Oh, God, thought Timothy. He studied Caroline with sharp intensity. Nothing would change that bovine mind; nothing could convulse that lump of stolid flesh. She would have her peasant, and all that money would be his and a brood of animals’. The money would never be Timothy’s and Melinda’s, Melinda who had grace and beauty and intelligence and who deserved this fortune and whose children would deserve it. Melinda deserved mansions and castles, homes in New York, Boston, Paris, London, on the Mediterranean. But this creature would keep it locked in her milkmaid’s hands, then give it to her faceless cubs.
He had to conceal his face; he knew that; he shadowed it with one long hand. Caroline was touched. “Dear Timothy, it will all be well,” she said. “Please don’t be disturbed. I want you to meet Tom very soon. I want you to be at our wedding.” When he did not answer, she added timidly, “You may have thought I was impulsive today, Timothy.

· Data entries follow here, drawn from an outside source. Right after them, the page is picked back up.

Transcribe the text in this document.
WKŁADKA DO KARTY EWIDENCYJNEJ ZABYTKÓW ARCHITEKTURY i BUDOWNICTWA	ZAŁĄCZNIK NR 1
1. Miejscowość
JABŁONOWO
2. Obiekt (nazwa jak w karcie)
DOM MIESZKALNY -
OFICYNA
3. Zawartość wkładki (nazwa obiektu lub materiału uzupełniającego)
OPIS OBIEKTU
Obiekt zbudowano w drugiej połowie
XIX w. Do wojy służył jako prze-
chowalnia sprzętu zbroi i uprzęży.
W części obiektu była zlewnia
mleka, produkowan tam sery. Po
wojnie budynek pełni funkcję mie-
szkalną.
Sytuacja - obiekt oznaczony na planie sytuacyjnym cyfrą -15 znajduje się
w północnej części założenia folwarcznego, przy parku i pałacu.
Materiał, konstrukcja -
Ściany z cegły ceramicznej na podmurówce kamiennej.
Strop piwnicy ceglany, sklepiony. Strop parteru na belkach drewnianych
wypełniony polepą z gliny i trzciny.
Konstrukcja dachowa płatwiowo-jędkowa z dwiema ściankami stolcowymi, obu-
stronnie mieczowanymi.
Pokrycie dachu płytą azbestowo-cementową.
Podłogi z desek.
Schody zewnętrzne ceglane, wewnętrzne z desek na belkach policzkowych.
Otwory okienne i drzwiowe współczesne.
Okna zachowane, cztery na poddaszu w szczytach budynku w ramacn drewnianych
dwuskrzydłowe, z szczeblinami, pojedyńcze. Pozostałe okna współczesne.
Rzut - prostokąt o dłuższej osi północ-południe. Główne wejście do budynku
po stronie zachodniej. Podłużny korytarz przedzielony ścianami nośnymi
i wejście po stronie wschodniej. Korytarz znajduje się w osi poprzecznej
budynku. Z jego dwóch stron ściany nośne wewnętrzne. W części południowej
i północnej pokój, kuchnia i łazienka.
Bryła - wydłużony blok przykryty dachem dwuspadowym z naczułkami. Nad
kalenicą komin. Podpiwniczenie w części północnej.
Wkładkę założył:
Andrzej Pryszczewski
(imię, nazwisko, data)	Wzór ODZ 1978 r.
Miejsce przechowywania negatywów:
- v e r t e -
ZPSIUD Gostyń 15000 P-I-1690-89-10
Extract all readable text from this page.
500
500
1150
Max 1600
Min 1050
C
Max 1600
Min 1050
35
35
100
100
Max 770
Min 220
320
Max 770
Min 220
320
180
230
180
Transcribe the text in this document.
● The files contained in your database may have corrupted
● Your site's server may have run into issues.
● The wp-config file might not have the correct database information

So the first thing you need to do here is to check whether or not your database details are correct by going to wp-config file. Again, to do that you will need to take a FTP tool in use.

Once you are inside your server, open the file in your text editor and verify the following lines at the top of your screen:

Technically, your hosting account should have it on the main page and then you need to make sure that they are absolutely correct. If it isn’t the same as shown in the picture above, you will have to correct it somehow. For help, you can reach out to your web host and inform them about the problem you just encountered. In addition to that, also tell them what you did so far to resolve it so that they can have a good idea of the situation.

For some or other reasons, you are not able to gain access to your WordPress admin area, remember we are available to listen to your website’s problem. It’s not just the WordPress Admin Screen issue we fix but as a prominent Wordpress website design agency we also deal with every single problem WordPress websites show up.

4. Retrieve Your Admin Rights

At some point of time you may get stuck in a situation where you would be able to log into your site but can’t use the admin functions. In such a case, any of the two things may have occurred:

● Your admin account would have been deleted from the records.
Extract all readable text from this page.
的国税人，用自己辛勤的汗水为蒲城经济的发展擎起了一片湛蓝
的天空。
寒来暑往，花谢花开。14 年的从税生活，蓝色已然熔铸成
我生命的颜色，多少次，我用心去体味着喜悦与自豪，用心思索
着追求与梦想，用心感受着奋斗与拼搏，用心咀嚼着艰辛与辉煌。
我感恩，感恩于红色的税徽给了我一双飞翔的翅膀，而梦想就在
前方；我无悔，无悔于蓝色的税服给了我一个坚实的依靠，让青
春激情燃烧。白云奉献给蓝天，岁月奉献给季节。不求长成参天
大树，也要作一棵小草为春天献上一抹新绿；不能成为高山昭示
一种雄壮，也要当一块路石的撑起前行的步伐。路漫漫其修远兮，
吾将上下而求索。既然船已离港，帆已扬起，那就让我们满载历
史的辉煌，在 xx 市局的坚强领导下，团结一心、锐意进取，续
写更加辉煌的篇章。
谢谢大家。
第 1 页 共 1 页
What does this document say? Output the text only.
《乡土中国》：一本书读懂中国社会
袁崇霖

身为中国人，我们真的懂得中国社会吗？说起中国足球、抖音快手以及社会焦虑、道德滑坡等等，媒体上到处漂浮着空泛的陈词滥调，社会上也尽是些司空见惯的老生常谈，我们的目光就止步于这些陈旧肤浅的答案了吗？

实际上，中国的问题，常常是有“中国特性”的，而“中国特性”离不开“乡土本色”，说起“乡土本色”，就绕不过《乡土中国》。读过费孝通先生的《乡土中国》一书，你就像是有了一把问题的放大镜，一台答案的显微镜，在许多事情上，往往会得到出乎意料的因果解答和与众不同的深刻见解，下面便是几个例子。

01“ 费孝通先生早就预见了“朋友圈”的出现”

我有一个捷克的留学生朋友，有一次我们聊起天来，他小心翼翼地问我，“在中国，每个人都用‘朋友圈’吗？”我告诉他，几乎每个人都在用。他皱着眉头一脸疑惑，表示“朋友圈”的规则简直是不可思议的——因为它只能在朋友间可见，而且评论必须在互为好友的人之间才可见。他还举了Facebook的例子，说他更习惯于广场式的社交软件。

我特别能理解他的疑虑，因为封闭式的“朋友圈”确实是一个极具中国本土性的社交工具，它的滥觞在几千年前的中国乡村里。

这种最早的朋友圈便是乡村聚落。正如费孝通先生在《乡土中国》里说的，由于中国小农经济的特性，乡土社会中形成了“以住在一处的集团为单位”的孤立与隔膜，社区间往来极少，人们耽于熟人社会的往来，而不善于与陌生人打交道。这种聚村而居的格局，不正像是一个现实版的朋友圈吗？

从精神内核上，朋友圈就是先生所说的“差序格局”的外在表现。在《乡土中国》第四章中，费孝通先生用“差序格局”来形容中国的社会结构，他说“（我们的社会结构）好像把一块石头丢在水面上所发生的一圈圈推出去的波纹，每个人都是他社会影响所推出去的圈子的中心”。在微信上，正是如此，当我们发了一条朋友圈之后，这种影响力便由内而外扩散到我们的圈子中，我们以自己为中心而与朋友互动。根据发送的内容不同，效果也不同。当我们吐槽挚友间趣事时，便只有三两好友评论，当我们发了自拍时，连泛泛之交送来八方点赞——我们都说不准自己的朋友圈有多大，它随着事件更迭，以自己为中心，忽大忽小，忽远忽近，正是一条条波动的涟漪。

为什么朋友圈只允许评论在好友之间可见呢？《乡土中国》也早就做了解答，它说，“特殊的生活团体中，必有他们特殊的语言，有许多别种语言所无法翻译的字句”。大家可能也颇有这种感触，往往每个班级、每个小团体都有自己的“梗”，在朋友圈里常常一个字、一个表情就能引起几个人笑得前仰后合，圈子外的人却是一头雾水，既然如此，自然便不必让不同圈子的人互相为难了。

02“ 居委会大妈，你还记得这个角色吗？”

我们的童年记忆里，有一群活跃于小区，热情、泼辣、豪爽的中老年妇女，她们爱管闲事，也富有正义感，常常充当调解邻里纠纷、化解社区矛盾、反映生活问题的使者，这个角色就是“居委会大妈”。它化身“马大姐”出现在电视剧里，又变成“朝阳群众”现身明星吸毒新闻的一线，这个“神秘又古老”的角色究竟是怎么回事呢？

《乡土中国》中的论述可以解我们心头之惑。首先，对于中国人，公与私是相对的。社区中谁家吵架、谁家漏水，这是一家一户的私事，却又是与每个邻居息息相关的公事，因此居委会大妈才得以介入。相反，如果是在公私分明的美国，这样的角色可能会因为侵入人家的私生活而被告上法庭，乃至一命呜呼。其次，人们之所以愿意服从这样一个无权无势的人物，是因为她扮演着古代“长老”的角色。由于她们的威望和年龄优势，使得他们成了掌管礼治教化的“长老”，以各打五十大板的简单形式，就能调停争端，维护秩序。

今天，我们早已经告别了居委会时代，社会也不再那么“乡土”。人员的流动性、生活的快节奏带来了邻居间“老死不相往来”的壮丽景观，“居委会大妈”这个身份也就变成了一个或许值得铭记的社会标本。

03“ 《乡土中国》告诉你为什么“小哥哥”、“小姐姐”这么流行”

But I wasn’t. You see, for many years Papa talked of you; he admired you so much. You are my cousin, and I only wish I had known you better before.”
Timothy dropped his hand to the table with the exhaustion only great emotion can bring. But he could not bear to look at her. He forgot what he now owed Caroline; he felt as one feels who has been irretrievably robbed. He accepted this fact; nobody could persuade Caroline from this disaster, which was his own. He knew her stubbornness, her rocklike immovability.
He thought of his mother. What would she think of this? If only she had some influence over her niece! Damn her, why had she inspired such hatred in Caroline?
He said, “Caroline, take some time to think about this — matter. Don’t be hasty. It’s all your life, you know. If later you find you’ve made a mistake, it will be a calamity for you.”
Caroline smiled with gratitude. “I’m not making a mistake, Timothy. I know Tom too well. I want you two to be friends.”
When Timothy returned to his hot but austere room that night he found a letter from his mother. He did not want to read it immediately; he knew her annoying vivacity, the way she had of making something trivial into an enthusiastic adventure, though her letters, since that dog had died, had been somewhat subdued.
Listlessly he dropped the letter on his bedside table and walked up and down his room in the fervid twilight. He told himself repeatedly that there was nothing he could do. A wrong move, and he would only destroy himself. If he went to that bumpkin rascal, Sheldon, who was licking his lips in anticipation over the Ames fortune, Caroline would be hopelessly offended. A gentleman would listen to a gentleman, but what could a gentleman say to a cowherd? There was nothing he, Timothy Winslow, could do about it.
Then he picked up his mother’s letter absently. He lit the oil lamp near his narrow bed and tore open the envelope. He recognized from Cynthia’s handwriting that the old girl was vivacious again; there were all those loops and twirls. He made a contemptuous sound and began to read. It was a short letter for Cynthia, and, as he feared, it scintillated.
“Darling, you must come home immediately! I have the most marvelous news for you! I have so much to tell you!”
“And I, madam,” said Timothy grimly, and aloud, “have so much to tell you too.”